Crist Signs Bill to Ban Local Governments from Urging Votes on Ballot Issues
Local governments or people acting on their behalf will now be banned from spending public money on political ads advocating a vote for or against issues on the ballot.
Gov. Charlie Crist signed legislation (SB 216) on Wednesday outlawing such “electioneering” communications using local tax dollars. The bill, sponsored by Sen. Charlie Justice, D-St. Petersburg, does say that elected officials are still allowed to express their opinion “on any issue at any time,” as long as nobody spends any government money on that communication.
It also says that “factual information” is exempt – so a city could spend money on a brochure that offers “factual” information about an upcoming vote, though opponents of the bill say it's not clear who would define whether such information is factual.

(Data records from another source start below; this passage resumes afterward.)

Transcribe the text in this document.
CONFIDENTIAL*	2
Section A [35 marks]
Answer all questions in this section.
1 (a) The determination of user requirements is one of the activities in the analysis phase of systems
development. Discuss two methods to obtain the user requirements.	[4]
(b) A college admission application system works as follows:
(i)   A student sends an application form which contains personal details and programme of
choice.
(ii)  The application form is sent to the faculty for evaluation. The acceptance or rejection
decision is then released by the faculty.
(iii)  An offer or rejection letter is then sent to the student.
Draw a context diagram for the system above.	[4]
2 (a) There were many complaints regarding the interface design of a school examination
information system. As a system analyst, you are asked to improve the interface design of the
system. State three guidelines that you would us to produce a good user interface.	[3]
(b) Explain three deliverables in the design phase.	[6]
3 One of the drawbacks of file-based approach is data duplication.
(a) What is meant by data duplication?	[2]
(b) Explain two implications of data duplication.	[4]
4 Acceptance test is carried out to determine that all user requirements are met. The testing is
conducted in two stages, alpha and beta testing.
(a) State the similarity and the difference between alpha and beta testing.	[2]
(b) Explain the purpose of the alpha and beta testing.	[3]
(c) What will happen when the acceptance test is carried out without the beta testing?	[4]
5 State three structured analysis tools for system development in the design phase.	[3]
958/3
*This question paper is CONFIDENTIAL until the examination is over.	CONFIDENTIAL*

“Today marks the beginning of a new era of government accountability, as this will ensure that governments will not be telling taxpayers how to vote, but rather allow voters to be the final arbiter in determining what is good policy for our communities,” Justice said in a statement. “Gone are the days of unjust and irresponsible campaign spending from our government.”
The measure takes effect July 1.
Local governments had asked Crist to veto the bill, saying it was overly broad and would lead to unintended consequences, where local officials might unwittingly advocate against something – say while on their employers' time – and be accused of violating the law.

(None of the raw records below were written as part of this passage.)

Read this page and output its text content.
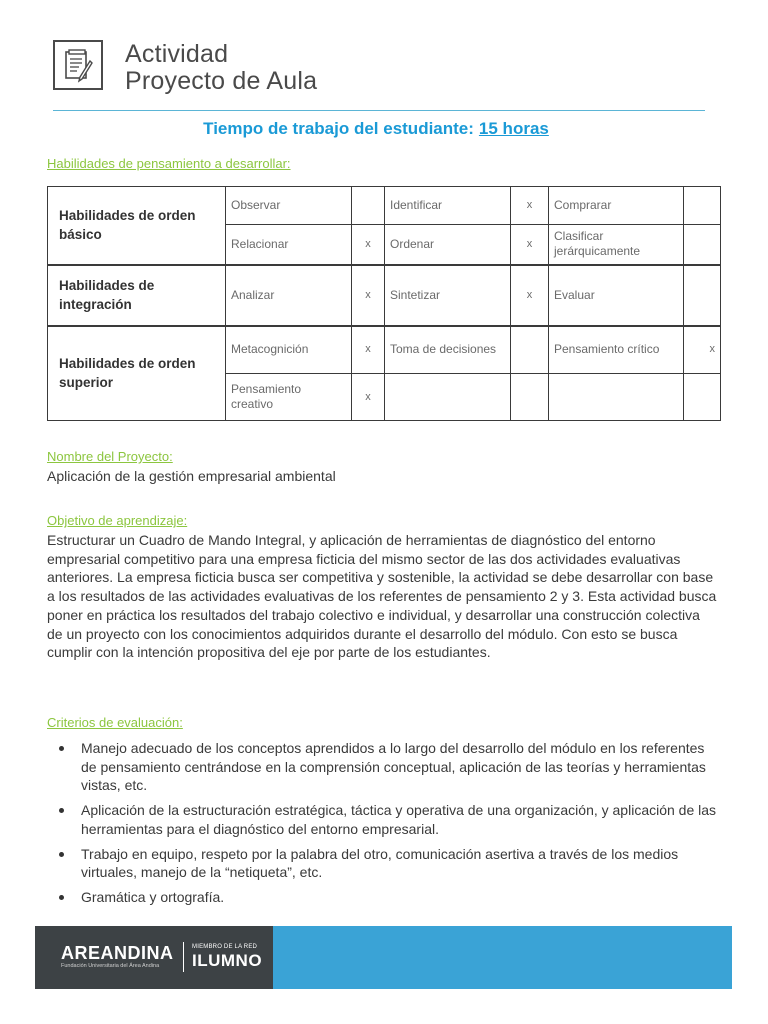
Actividad
Proyecto de Aula
Tiempo de trabajo del estudiante: 15 horas
Habilidades de pensamiento a desarrollar:
Habilidades de orden básico	Observar		Identificar	x	Comprarar	
	Relacionar	x	Ordenar	x	Clasificar jerárquicamente	
Habilidades de integración	Analizar	x	Sintetizar	x	Evaluar	
Habilidades de orden superior	Metacognición	x	Toma de decisiones		Pensamiento crítico	x
	Pensamiento creativo	x				
Nombre del Proyecto:
Aplicación de la gestión empresarial ambiental
Objetivo de aprendizaje:
Estructurar un Cuadro de Mando Integral, y aplicación de herramientas de diagnóstico del entorno empresarial competitivo para una empresa ficticia del mismo sector de las dos actividades evaluativas anteriores. La empresa ficticia busca ser competitiva y sostenible, la actividad se debe desarrollar con base a los resultados de las actividades evaluativas de los referentes de pensamiento 2 y 3. Esta actividad busca poner en práctica los resultados del trabajo colectivo e individual, y desarrollar una construcción colectiva de un proyecto con los conocimientos adquiridos durante el desarrollo del módulo. Con esto se busca cumplir con la intención propositiva del eje por parte de los estudiantes.
Criterios de evaluación:
Manejo adecuado de los conceptos aprendidos a lo largo del desarrollo del módulo en los referentes de pensamiento centrándose en la comprensión conceptual, aplicación de las teorías y herramientas vistas, etc.
Aplicación de la estructuración estratégica, táctica y operativa de una organización, y aplicación de las herramientas para el diagnóstico del entorno empresarial.
Trabajo en equipo, respeto por la palabra del otro, comunicación asertiva a través de los medios virtuales, manejo de la “netiqueta”, etc.
Gramática y ortografía.
AREANDINA
Fundación Universitaria del Área Andina
MIEMBRO DE LA RED
ILUMNO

“Someone is going to write a letter to the newspaper or put something in a newsletter about a ballot issue and somebody's going to call them on it and complain to the Ethics Commission,” said Rebecca O'Hara, a lobbyist with the Florida League of Cities.
“Even for unknowing violations of this law ... completely innocent messups - they're going get hauled before the Elections Commission and have to hire a lawyer to defend them,” O'Hara said.
Last month, League of Cities Executive Director Mike Sittig wrote to Crist urging him to veto the legislation, saying that it amounts to a gag order on local government officials.
Sitting took on the factual information exemption, noting that the nature of such language might be in the eye of the beholder. Would it be factual to say that a particular amendment “will cost taxpayers money?” he asked. “What if statements made prior to an election turn out to be wrong after the election for unforeseen circumstances?” Sittig asked.
“Anyone with a vendetta against any public official or employee, elected or not, could use the vague provisions of this legislation to wreak havoc,” Sittig said in the veto request.
Local officials also complained during the session that the Legislature wasn't applying the same standard to state officials. So Florida government officials conceivably could spend money on behalf of a ballot issue, for example, and if local officials were on the other side, they couldn't legally spend money to counter the state's electioneering.
Crist signed the bill along with several others on Wednesday without comment.